Alla profondità temporale dell’archeologia e alla sua consuetudine epistemologica con la concretezza materiale della nostra essenza e dei nostri gesti ha corrisposto, quasi inevitabilmente, la capacità di sintesi e relativizzazione propria dell’antropologia culturale, in grado di penetrare i complessi meccanismi dell’astrazione rituale e semiotica propria dell’agire umano, mettendo in luce la stratigrafia emozionale e le contraddizioni consce e inconsce del nostro sentire e del nostro agire e del modo in cui tentiamo – per quanto possibile razionalmente – di comprenderli e decrittarli.
Tra le tematiche sulle quali si sono confrontati in un dialogo interdisciplinare (archeologico, antropologico, bioarcheologico, archeotanatologico, semiotico, filosofico) i maggiori specialisti internazionali spiccano quelle legate alla ricostruzione del paesaggio e della performance rituale, all’interpretazione della prassi funeraria nei suoi esiti formali e in quelli devianti – nei duplici e spesso avvincenti risvolti della necrofilia e della necrofobia –, all’analisi e alla ricostruzione delle problematiche concernenti la percezione della morte nei suoi risvolti materiali e simbolici e nelle sue astrazioni rituali (discutendo di temi e categorie come la tanatoprassi, la tanatosemiotica, l’antropopoiesi, la materialità/corporeità, individualità/dividualità, material engagement, enchainment ecc. ecc.), alle questioni concernenti le potenzialità e i limiti della ricostruzione storica e sociologica attraverso l’indagine delle pratiche e dell’ideologia funeraria e, più in generale, alla discussione del problema di fondo di cosa sia o non sia e di cosa significhi o non significhi (in una accezione propriamente semiotica) una sepoltura.

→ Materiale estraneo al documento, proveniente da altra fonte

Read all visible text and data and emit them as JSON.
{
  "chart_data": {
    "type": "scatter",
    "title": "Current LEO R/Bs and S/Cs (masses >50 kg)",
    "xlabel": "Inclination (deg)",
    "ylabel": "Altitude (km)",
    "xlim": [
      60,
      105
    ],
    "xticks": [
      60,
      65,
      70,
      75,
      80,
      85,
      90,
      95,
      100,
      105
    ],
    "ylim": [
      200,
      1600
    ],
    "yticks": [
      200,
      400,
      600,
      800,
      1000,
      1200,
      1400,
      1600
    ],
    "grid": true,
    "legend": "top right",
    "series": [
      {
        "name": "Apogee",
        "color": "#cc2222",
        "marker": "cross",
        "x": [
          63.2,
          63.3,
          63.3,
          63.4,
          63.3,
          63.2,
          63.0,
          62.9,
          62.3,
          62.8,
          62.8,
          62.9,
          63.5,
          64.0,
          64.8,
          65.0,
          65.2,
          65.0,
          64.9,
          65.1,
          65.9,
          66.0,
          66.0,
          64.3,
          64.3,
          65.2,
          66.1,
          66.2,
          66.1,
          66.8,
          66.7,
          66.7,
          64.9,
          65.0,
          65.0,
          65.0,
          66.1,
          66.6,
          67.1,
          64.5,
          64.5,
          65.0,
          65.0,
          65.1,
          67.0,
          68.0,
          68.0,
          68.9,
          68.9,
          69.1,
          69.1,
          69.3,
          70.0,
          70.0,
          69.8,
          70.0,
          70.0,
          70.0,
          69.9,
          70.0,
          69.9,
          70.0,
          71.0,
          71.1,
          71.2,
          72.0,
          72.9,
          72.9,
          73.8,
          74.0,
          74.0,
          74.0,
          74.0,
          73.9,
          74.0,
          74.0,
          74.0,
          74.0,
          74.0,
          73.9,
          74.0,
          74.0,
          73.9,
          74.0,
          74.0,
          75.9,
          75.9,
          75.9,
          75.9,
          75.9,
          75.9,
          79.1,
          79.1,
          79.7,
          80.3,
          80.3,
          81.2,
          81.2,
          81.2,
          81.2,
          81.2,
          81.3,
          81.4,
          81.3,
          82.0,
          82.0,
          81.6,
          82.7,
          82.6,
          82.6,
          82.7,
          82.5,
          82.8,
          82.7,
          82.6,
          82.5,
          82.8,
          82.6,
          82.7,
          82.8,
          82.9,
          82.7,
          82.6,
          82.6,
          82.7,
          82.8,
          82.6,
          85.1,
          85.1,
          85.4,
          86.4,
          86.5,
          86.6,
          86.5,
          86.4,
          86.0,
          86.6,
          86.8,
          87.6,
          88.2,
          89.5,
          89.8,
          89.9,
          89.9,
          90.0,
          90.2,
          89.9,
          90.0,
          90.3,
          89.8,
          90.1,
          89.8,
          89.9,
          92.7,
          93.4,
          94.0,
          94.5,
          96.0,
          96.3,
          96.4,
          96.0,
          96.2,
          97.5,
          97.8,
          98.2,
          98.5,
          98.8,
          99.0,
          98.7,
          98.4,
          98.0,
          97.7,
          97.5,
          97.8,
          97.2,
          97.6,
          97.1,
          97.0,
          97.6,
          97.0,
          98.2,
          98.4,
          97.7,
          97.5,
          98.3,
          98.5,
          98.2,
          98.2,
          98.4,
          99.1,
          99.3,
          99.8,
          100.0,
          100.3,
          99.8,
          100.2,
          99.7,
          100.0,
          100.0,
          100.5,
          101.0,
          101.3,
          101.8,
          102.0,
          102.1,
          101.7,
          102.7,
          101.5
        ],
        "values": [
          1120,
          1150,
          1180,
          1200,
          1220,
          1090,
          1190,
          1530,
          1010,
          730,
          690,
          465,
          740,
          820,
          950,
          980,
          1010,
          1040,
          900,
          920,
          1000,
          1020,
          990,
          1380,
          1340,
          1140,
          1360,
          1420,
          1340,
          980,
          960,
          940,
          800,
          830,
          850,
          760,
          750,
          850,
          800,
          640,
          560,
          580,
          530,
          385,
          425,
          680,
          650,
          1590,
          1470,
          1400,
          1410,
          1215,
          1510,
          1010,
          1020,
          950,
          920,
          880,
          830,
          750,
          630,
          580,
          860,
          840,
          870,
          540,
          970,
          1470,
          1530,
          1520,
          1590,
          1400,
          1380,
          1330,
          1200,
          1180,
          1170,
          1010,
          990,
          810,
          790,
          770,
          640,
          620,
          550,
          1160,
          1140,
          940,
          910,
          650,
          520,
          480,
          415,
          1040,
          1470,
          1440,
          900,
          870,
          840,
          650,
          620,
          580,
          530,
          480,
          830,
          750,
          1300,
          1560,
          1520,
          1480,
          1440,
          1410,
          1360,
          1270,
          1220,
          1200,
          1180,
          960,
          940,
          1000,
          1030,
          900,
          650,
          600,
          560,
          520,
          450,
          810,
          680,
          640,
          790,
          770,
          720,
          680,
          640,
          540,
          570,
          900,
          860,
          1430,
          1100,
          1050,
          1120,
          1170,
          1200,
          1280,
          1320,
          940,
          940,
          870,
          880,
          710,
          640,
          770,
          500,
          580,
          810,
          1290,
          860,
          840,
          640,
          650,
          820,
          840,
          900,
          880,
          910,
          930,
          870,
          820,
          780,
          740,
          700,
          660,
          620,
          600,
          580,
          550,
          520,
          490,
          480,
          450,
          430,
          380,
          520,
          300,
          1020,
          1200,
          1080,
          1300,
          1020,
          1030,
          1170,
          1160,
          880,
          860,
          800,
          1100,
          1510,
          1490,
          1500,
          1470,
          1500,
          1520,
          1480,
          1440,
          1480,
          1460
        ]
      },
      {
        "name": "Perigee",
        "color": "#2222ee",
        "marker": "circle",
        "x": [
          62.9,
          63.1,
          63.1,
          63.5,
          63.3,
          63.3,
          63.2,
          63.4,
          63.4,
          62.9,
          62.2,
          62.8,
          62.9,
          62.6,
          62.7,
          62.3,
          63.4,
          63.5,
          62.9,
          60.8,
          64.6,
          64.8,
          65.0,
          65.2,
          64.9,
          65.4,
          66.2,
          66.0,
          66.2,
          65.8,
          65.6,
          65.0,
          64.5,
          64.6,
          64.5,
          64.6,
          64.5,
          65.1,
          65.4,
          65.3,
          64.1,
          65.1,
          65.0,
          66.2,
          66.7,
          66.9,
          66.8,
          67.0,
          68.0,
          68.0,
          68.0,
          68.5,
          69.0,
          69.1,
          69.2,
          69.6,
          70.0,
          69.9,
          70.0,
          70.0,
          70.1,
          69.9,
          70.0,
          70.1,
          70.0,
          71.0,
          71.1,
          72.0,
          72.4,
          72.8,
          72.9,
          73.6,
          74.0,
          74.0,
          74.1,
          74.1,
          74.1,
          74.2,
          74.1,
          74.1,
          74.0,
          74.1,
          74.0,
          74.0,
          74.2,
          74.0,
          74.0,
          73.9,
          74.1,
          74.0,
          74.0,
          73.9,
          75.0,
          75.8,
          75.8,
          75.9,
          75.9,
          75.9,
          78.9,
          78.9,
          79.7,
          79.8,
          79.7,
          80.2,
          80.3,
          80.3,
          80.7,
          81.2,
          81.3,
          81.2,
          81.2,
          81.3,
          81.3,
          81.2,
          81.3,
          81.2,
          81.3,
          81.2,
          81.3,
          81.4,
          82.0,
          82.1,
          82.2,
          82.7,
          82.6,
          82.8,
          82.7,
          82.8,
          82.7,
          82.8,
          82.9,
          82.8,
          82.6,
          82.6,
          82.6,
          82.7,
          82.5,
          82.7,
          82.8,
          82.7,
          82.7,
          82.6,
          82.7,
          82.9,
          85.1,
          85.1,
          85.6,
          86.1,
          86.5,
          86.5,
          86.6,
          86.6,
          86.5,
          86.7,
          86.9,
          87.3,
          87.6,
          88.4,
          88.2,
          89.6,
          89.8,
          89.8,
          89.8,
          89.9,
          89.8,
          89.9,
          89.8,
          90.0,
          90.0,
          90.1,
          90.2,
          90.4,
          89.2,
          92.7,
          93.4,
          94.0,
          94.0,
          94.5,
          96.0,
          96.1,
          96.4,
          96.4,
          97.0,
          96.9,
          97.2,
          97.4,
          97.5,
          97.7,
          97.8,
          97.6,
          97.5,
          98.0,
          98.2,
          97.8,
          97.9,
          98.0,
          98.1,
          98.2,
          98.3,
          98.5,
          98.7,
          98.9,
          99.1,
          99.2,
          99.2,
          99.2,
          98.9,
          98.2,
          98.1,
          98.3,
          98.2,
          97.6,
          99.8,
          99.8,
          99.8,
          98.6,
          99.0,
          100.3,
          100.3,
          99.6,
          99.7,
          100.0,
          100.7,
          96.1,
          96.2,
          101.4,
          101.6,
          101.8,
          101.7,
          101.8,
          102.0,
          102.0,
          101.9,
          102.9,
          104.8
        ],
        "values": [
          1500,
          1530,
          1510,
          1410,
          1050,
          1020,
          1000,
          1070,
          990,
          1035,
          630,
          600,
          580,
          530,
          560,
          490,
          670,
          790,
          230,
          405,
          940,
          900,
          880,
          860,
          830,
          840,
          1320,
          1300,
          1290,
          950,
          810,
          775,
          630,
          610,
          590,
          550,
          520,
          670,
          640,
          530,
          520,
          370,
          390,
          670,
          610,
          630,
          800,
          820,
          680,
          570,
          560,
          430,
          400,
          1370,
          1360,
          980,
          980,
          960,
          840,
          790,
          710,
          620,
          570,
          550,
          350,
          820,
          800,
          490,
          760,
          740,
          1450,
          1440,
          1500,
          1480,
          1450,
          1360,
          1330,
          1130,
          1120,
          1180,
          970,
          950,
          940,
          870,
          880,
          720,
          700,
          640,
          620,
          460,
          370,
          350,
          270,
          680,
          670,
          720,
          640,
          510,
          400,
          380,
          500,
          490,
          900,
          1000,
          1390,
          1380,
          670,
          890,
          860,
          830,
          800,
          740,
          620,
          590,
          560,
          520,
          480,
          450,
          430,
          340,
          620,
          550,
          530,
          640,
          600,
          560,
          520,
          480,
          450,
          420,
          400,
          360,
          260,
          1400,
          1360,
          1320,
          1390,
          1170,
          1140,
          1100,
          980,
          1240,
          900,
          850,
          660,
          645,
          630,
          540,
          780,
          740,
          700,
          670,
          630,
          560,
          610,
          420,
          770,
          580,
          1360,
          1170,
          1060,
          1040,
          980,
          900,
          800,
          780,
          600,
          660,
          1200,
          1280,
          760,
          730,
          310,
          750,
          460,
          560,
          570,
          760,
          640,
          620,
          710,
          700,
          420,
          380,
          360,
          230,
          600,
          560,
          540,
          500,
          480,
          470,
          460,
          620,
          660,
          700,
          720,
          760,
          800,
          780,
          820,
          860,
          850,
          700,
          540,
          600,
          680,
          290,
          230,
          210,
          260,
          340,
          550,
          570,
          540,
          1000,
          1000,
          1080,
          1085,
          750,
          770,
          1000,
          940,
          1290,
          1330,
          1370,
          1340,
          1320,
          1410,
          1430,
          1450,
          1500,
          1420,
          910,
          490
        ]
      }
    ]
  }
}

Per tali ragioni gli esiti del convegno hanno fornito una delle sintesi più ambiziose e aggiornate su uno degli aspetti più controversi e complessi del dibattito storico sulle società del passato e, al contempo, un importante e per molti versi inedito momento di riflessione su una delle fasi paradossalmente più significative dell’esistenza, al limite dell’essere, quando il sé raggiunge finalmente il suo compimento nel momento stesso in cui non è più.